Colecionar miniaturas é uma arte de tradução. Traduz-se o aço em liga de zamac, o mito criado nas ruas ou no cinema em escala. Há quem encontre a perfeição no 1/64, pequeno o suficiente para se guardar na palma da mão ou na gaveta da memória, mas grande o bastante para carregar a essência de um clássico. Há os que exigem a presença imponente do 1/18, onde cada dobradiça de porta, cada fiação sob o capô e cada textura do estofado reivindicam a reverência de um monumento. E há, claro, o equilíbrio poético do 1/43 — o meio-termo aristocrático, adotado pelos grandes mestres europeus para registrar a história do automobilismo sem ocupar a casa inteira.
Nesse universo, cada colecionador constrói seu próprio templo. Há os puristas da cartela lacrada, que preservam o blister intacto como quem guarda uma relíquia sem jamais violar seu lacre original. E há os libertadores, aqueles que tiram a miniatura da embalagem para sentir o peso do metal, arranjando os modelos em dioramas minuciosos — cenários onde um posto de gasolina esquecido nos anos 1970 ganha vida sob a luz de um refletor de estúdio, ou onde a poeira e o asfalto em miniatura emulam a curva de um circuito histórico.
Para mim, contudo, o motor dessa paixão sempre foi a afetividade.

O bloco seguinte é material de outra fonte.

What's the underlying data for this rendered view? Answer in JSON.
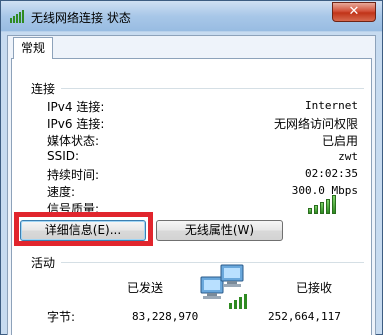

Só se coleciona por amor! — Afirmo — não só pelos carros reais, mas também pelo fascínio desinteressado das miniaturas em si; colecionamos a nostalgia dos bólidos de séries de TV e do cinema que alimentaram nossa infância e atenuam nossa vivencia. O que move o verdadeiro colecionador é o resgate cultural. É olhar para um modelo e enxergar a evolução do design, a vitória de um piloto esquecido, a memória de um passeio em família, marca momentos.

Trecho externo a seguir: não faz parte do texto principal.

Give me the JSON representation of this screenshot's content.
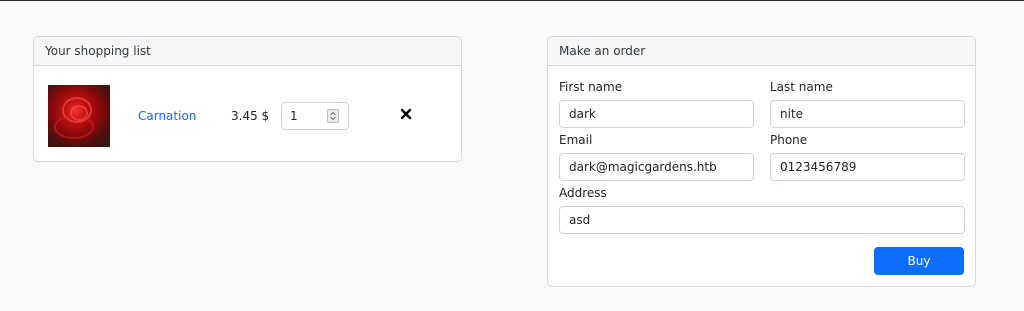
{
  "cart": {
    "title": "Your shopping list",
    "item": {
      "name": "Carnation",
      "price": "3.45 $",
      "quantity": "1",
      "image_subject": "red carnation flower photo",
      "remove_icon": "close-icon"
    }
  },
  "order": {
    "title": "Make an order",
    "first_name": {
      "label": "First name",
      "value": "dark"
    },
    "last_name": {
      "label": "Last name",
      "value": "nite"
    },
    "email": {
      "label": "Email",
      "value": "dark@magicgardens.htb"
    },
    "phone": {
      "label": "Phone",
      "value": "0123456789"
    },
    "address": {
      "label": "Address",
      "value": "asd"
    },
    "buy_label": "Buy"
  },
  "colors": {
    "accent": "#0d6efd",
    "page_background": "#f8f9fa",
    "card_header_background": "#f6f6f6"
  }
}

Por isso, causa um amargo desconforto observar as sombras que hoje rondam essa prática. O chamado gray marketing — a especulação rasteira, os lotadores de prateleiras que compram não por paixão, mas para inflacionar preços no mercado paralelo — tenta transformar um gesto de amor em mero balcão de negócios. O colecionismo de “tendências de valorização”, que busca apenas o lucro rápido e o status passageiro, ignora a alma do objeto. Uma miniatura não é uma ação na bolsa; é um fragmento de história seja ela do carro real, da inspiração cinematográfica ou da história da própria peça.
Passe os anos que passar, o verdadeiro colecionador permanece aquele garoto que olha para o expositor e enxerga muito mais do que tinta e escala, acrílico e cartela. Enxerga a preservação da cultura automotiva. Enxerga a história viva, contada através de pedaços de metal, plástico e borracha, protegida do esquecimento, rodando eternamente na estante da memória.